For generations, Alberta has been known for its well-paying jobs in the oil and gas sector. And for good reason: the sector has been the engine of the Alberta economy, and the Canadian economy, too.

A recent Canada West Foundation study to explore the reasons for youth migration in and out of Alberta considered this reputation. When asked to describe Alberta, the No. 1 response from young adults was the oil and gas sector. Their estimates of the proportion of all jobs directly in oil and gas extraction ranged between 40 and 70 per cent. The reality is less than 7 per cent. Other research suggests young adults have little interest in working in the sector. They sense a contradiction with their core values associated with climate and the environment.

Given the importance of the sector, the youth-held perception that Alberta offers limited career opportunities beyond oil and gas is not surprising. Oil, gas and mining make up 26 per cent of provincial GDP and were forecast to contribute 21 per cent of provincial government revenues this year.

The problem is this economic data is largely detached from career opportunities. At the end of March, 95 per cent of Alberta’s 88,000 vacant jobs were in sectors other than oil and gas extraction.

After decades of varying attempts to diversify Alberta’s economy, recent efforts are succeeding.

One reason is that since the 2014 commodity price collapse, oil and gas companies have changed their extraction processes, which reduced their workforce needs, and have begun to move to net zero emissions. Energy companies and Albertans have reached a consensus that the energy transformation (this time) is real.

Another reason is that, believing that the boom times might not come back, Albertans retooled themselves and the economy – one company, one degree, and one retraining program at a time.

Evidence of this economic diversification is reflected in: the doubling of the province’s technology sector to 3,000 companies in under four years; Calgary’s rank as the 28th tech talent hotspot in North America; the employment of 12,000 Albertans in life sciences; and Alberta’s leadership in clean energy investment and renewable energy growth.

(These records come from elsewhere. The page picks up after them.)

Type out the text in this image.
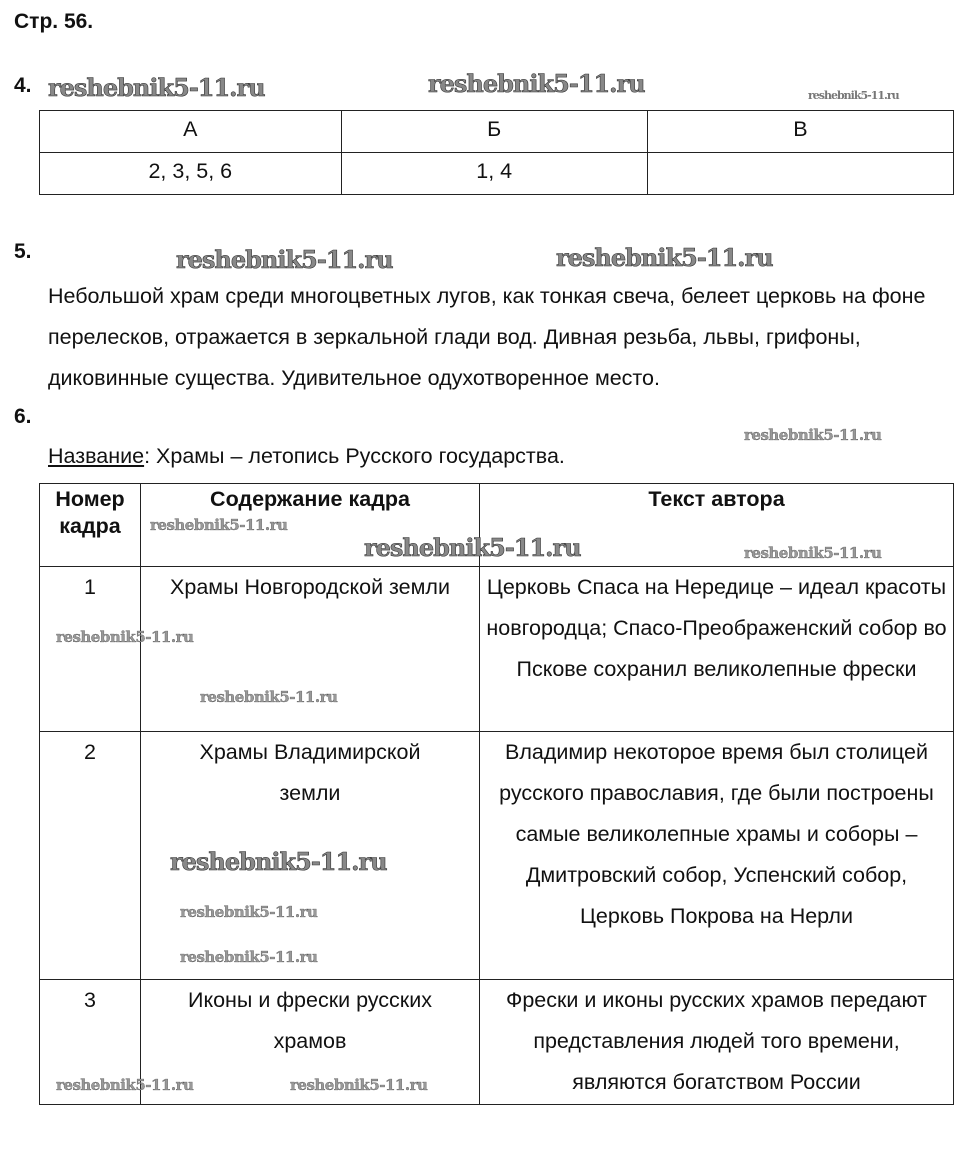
Стр. 56.
4.
А	Б	В
2, 3, 5, 6	1, 4	
5.
Небольшой храм среди многоцветных лугов, как тонкая свеча, белеет церковь на фоне перелесков, отражается в зеркальной глади вод. Дивная резьба, львы, грифоны, диковинные существа. Удивительное одухотворенное место.
6.
Название: Храмы – летопись Русского государства.
Номер кадра	Содержание кадра	Текст автора
1	Храмы Новгородской земли	Церковь Спаса на Нередице – идеал красоты новгородца; Спасо-Преображенский собор во Пскове сохранил великолепные фрески
2	Храмы Владимирской земли	Владимир некоторое время был столицей русского православия, где были построены самые великолепные храмы и соборы – Дмитровский собор, Успенский собор, Церковь Покрова на Нерли
3	Иконы и фрески русских храмов	Фрески и иконы русских храмов передают представления людей того времени, являются богатством России
reshebnik5-11.ru	reshebnik5-11.ru	reshebnik5-11.ru
reshebnik5-11.ru	reshebnik5-11.ru
reshebnik5-11.ru
reshebnik5-11.ru
reshebnik5-11.ru	reshebnik5-11.ru
reshebnik5-11.ru
reshebnik5-11.ru
reshebnik5-11.ru
reshebnik5-11.ru
reshebnik5-11.ru
reshebnik5-11.ru	reshebnik5-11.ru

Meanwhile, Alberta’s creative industries – film, television and gaming – have taken off. HBO series The Last of Us, the largest television production in Canadian history, is being shot in Alberta. Gaming platform giant Unity Technologies recently launched a 25,000-square-foot Innovation Centre in Calgary. Sectors such as agribusiness, life sciences and construction have thousands of job vacancies and, like jobs in oil and gas, these demand increasing technical expertise.

Though Alberta’s economic diversification is real, it faces two significant challenges. As geo-political factors contribute to sustained crude prices over US$100, the financial strength of the oil and gas sector, which can pay double the national average wage, could stymie the growth of newer businesses that compete for similar talent but cannot yet compete on wages.

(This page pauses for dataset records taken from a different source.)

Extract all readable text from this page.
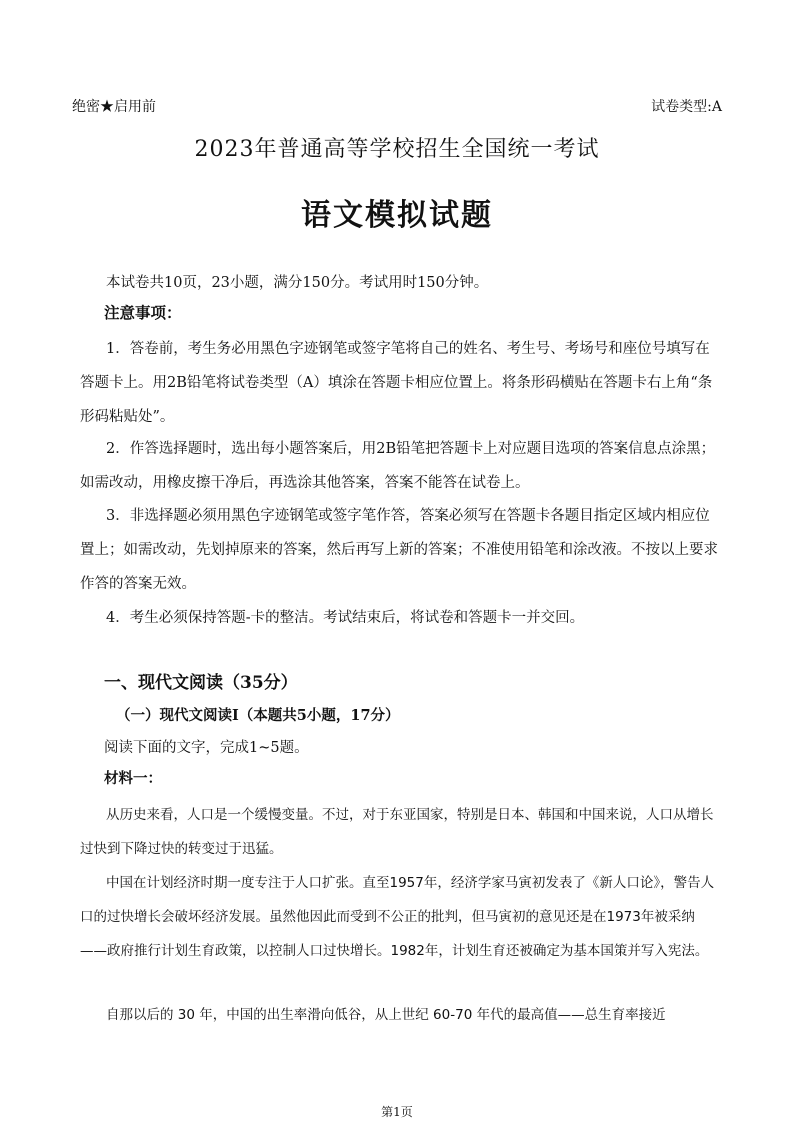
绝密★启用前	试卷类型:A
2023年普通高等学校招生全国统一考试
语文模拟试题
本试卷共10页，23小题，满分150分。考试用时150分钟。
注意事项：
1．答卷前，考生务必用黑色字迹钢笔或签字笔将自己的姓名、考生号、考场号和座位号填写在答题卡上。用2B铅笔将试卷类型（A）填涂在答题卡相应位置上。将条形码横贴在答题卡右上角“条形码粘贴处”。
2．作答选择题时，选出每小题答案后，用2B铅笔把答题卡上对应题目选项的答案信息点涂黑；如需改动，用橡皮擦干净后，再选涂其他答案，答案不能答在试卷上。
3．非选择题必须用黑色字迹钢笔或签字笔作答，答案必须写在答题卡各题目指定区域内相应位置上；如需改动，先划掉原来的答案，然后再写上新的答案；不准使用铅笔和涂改液。不按以上要求作答的答案无效。
4．考生必须保持答题-卡的整洁。考试结束后，将试卷和答题卡一并交回。
一、现代文阅读（35分）
（一）现代文阅读I（本题共5小题，17分）
阅读下面的文字，完成1~5题。
材料一：
从历史来看，人口是一个缓慢变量。不过，对于东亚国家，特别是日本、韩国和中国来说，人口从增长过快到下降过快的转变过于迅猛。
中国在计划经济时期一度专注于人口扩张。直至1957年，经济学家马寅初发表了《新人口论》，警告人口的过快增长会破坏经济发展。虽然他因此而受到不公正的批判，但马寅初的意见还是在1973年被采纳——政府推行计划生育政策，以控制人口过快增长。1982年，计划生育还被确定为基本国策并写入宪法。
自那以后的 30 年，中国的出生率滑向低谷，从上世纪 60-70 年代的最高值——总生育率接近
第1页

This contributes to the second challenge. Improved commodity prices are an overall financial benefit, but they could reinforce the perception that Alberta is a one-sector province and contribute again to outward migration of young talent not interested in working in the sector.

To meet these challenges, Alberta needs to continue to invest and expand the development of skills that enable people to thrive in the dynamic and changing economy. To ensure that efforts to diversify continue to succeed, everyone who is willing to work needs to be ready for the thousands of jobs that exist and that are coming. This requires better matching of people with available jobs and the required job-specific training.

This investment in skills cannot simply be about the job skills in demand today; it requires a concerted and focused commitment to developing the adaptive capacity of every Albertan. The capacity to adapt will ensure all Albertans have lasting opportunities to contribute to our increasingly diverse economy. To achieve this, leaders, policy makers and education and training providers need to build their adaptive capacity too.

In addition, Albertans need to tell the real story of economic diversification to young people. To seed their aspirations for a future in Alberta and the choices they will need to make to achieve them, this story must be told in junior high school. And for youth to make informed choices about their education and career paths, they need more timely and in-depth information about the skills and competencies needed for success in different jobs.

As a province, Alberta has prospered from the development of its oil and gas resources. This sector laid the foundation for the Alberta of today. But the economic and social prosperity of a place is no longer driven solely by its ability to extract natural resources; it is also driven by its ability to develop, attract and retain the best people.